So when you give to the needy, do not announce it with trumpets, as the hypocrites do in the synagogues and on the streets, to be honored by others. Truly I tell you, they have received their reward in full. But when you give to the needy, do not let your left hand know what your right hand is doing, so that your giving may be in secret. Then your Father, who sees what is done in secret, will reward you.” Matthew 6:2-4
There is a certain burrito-making restaurant known for creating a festive atmosphere for its customers as they walk in the door – they all yell, “Welcome to ___’s!”
There are brightly colored pop culture references adorning the walls. And if you enjoy the experience of crafting your burrito and decide to leave a tip at the counter while paying, the cashier will ring a small bell to let the whole place know “this customer just gave us a tip!”
When that little bell rings, everyone knows about your generosity. If it doesn’t ring, then everyone pretty much assumes you’re an Ebenezer Scrooge.
It’s actually a genius little trick if you think about it.
- You give us a tip.
- We ring a bell.
- And no one will label you a miser.
It plays on our human nature to want to be seen as generous, giving, and kind.
But that little bell also made me think about Matthew 6:2 where it says:
“When you give to the needy, do not announce it with trumpets, as the hypocrites do in the synagogues and on the streets, to be honored by others.”
It’s a reference to the practice of some Jews in Jesus’ day who would make large gifts to the poor in a very public manner, just so the whole city would know how “good” they were. That kind of thing still happens in our world. It is inherent to the human condition to crave recognition when we do something considered “good.”
But the principle behind Matthew 6:2 points to a potential pitfall of that desire for recognition.
If the only motivation for our generosity is the praise of others, then there isn’t true generosity in our hearts at all.
Even if the gift is huge or going for a good cause. And it isn’t even just giving that Jesus has in mind here. A little later in the chapter, he will go on to talk about praying and fasting, as well. Any act of spiritual devotion done for the approval of others ceases to be a true act of spiritual devotion. It’s merely a practice in personal glorification.

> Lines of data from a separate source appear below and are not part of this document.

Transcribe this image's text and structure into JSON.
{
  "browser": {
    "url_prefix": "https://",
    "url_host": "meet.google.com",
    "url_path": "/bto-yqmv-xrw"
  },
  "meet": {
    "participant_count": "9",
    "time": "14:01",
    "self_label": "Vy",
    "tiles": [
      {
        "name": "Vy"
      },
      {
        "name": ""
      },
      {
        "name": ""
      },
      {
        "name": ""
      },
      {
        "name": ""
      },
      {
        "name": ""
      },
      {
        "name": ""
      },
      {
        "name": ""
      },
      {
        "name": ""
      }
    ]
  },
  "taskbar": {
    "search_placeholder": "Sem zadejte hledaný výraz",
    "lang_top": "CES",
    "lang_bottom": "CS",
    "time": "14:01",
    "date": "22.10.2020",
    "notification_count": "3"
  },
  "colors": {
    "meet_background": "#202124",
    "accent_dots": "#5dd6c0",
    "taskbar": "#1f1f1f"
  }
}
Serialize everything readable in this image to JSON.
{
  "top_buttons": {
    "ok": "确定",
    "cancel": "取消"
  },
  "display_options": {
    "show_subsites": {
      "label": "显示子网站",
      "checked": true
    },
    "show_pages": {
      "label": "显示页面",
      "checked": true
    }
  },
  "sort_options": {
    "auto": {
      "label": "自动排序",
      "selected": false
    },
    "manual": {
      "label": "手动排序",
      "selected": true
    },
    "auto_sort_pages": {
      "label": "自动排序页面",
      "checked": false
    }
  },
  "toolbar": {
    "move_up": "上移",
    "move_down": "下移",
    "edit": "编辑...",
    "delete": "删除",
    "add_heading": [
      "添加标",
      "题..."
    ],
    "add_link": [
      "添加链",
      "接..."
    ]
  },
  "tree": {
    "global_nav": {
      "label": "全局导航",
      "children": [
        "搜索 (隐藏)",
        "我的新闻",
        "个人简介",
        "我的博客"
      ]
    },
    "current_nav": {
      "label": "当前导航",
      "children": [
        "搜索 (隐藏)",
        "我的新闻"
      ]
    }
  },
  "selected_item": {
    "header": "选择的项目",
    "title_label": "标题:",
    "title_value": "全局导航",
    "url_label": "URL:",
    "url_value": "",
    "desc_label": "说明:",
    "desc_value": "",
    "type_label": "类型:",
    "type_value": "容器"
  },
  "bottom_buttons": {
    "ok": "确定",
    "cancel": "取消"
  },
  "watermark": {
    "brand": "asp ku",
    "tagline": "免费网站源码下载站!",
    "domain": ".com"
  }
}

So why is God so concerned about our attitude in giving, praying, or fasting as a believer? Because the attitude reveals where our true priorities lie. Are we living for the approval of God or are we simply seeking the approval of others? Our attitude is like a gale force wind pointing a weathervane in a clear direction. it either points toward true spiritual integrity or empty religiosity. It’s either holy or it’s hollow.
The Apostle Paul would say it like this in Philippians 2:3, “Do nothing out of selfish ambition or vain conceit.” He would go on to say that we should have the very same attitude as Jesus Christ himself had toward God and toward others.
So what attitude did Jesus have in giving, praying, and fasting – or any other act of spiritual devotion? Simple, humble, gracious obedience done for an audience of one – the Father himself. The chief priority of Jesus’ life was to glorify his Father in heaven. And even though a large part of Jesus’ adult life was lived in the eye of public scrutiny, virtually everything He did was an act of silent obedience as an offering to the Father.
So that brings the question back to you and to me. What is the motivation in our hearts for our giving, praying, or fasting? If the motivation is for someone to ring a bell to point out our generosity or goodness, then our attitude needs an overhaul. But if deep down in our hearts, we are content to walk faithfully, serve humbly, and give freely, then our Father who sees those acts in secret will reward us with something greater than any man can provide – the opportunity to grow in the attitude and mindset of Jesus.
Does your motivation need an overhaul?